You can see, from the surrounding area, there's a massive agricultural footprint of coffee production, but as we zoom in to Desta's, we can see it's an absolutely intact rainforest.
And that's because he's planting the coffee trees underneath the canopy, which is trapping water and nutrients and supporting those trees, so they grow well.
♪ ♪ And with tools like this, you can now start to see where you're getting your coffee from.
You can identify the footprint that it's having on biodiversity and carbon and water, and that means you have the power to then choose a positive product rather than a negative one.
So with every little decision, you and I are changing the world.
We're all contributing to global restoration.
♪ ♪ ♪ ♪ This is the place I come every weekend.
(chuckling): I, I feel like my social life has been replaced by forest.
(fire crackling) ♪ ♪ Five years ago, it was, no one mentioned nature when it comes to climate change.
Four years ago, everyone was just pledging how many trees they can plant.
Now everyone's committing to how much Indigenous land they can protect, or how many rights of farmers that they can empower.
It's unbelievable.
It feels like momentum is now building.
♪ ♪ GALETTI: We don't know anything about the forest.
We're just starting.
There is a lot of pessimism-- climate change, biodiverse loss-- but I think never ever in human history, there are so many people interested in saving animals, saving plants, doing ecology.
COLE: I lose a lot of sleep over the challenges that we're facing, but it's so much easier to do something about it than it is to do nothing.
And hopefully, that'll make a difference.

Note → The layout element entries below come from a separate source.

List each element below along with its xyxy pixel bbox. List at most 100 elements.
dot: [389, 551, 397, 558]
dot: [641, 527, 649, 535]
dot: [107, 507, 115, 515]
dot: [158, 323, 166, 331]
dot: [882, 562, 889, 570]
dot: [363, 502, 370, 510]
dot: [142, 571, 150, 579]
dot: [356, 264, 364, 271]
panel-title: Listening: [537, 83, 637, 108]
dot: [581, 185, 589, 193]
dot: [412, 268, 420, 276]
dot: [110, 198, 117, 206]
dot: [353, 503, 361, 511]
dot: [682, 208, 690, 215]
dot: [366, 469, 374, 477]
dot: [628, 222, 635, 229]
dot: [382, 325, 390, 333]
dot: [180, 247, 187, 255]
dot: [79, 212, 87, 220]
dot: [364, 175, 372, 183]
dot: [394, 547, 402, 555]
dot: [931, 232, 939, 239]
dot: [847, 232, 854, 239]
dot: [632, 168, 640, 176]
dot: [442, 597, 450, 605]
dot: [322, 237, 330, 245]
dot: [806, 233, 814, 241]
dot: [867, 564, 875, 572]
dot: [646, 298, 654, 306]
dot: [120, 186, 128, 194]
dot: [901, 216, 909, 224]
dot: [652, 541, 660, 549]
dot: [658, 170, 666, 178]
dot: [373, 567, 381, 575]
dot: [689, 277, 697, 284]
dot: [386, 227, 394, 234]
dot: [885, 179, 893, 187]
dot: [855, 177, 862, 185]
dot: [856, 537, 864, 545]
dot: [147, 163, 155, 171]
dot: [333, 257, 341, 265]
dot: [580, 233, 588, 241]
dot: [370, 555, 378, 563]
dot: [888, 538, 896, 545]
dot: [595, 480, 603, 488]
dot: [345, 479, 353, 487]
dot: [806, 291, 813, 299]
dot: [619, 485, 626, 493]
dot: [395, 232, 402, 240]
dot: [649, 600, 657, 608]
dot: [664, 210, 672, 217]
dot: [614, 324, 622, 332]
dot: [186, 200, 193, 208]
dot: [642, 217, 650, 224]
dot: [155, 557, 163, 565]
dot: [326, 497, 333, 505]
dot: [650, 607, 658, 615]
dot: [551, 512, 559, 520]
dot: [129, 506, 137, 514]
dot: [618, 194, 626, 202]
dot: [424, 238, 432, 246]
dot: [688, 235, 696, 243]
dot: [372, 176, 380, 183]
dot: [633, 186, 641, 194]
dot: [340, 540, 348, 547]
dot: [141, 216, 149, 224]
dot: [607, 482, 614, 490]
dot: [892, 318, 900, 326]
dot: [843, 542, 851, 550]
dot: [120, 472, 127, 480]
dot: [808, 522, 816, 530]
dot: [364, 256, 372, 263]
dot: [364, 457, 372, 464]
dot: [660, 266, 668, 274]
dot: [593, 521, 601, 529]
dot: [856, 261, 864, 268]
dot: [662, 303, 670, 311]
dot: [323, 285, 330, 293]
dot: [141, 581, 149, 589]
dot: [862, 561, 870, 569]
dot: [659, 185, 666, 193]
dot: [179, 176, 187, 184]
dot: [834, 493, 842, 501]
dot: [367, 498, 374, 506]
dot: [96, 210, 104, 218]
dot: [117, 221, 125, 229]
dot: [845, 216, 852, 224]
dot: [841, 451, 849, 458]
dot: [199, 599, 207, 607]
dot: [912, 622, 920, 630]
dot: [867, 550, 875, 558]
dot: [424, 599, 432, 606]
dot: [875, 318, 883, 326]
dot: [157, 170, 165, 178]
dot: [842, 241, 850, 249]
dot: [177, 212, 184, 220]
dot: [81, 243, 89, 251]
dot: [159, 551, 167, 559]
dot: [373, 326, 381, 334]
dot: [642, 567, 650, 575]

MARTIN: There's a huge number of species which remain unknown, hundred of species which are very critical for the life of planet Earth.
These need to, to be active to support the life-- the trees, the plants, and probably mankind.
♪ ♪ KIERS: We're in a whole new era of science right now.
I get goosebumps just thinking about it.
We used to categorize things, but now we're in an era that studies interactions.
It's not going to be about just one solution, like planting trees.
It's going to be about understanding the interactions between all organisms in an ecosystem, and saving those interactions.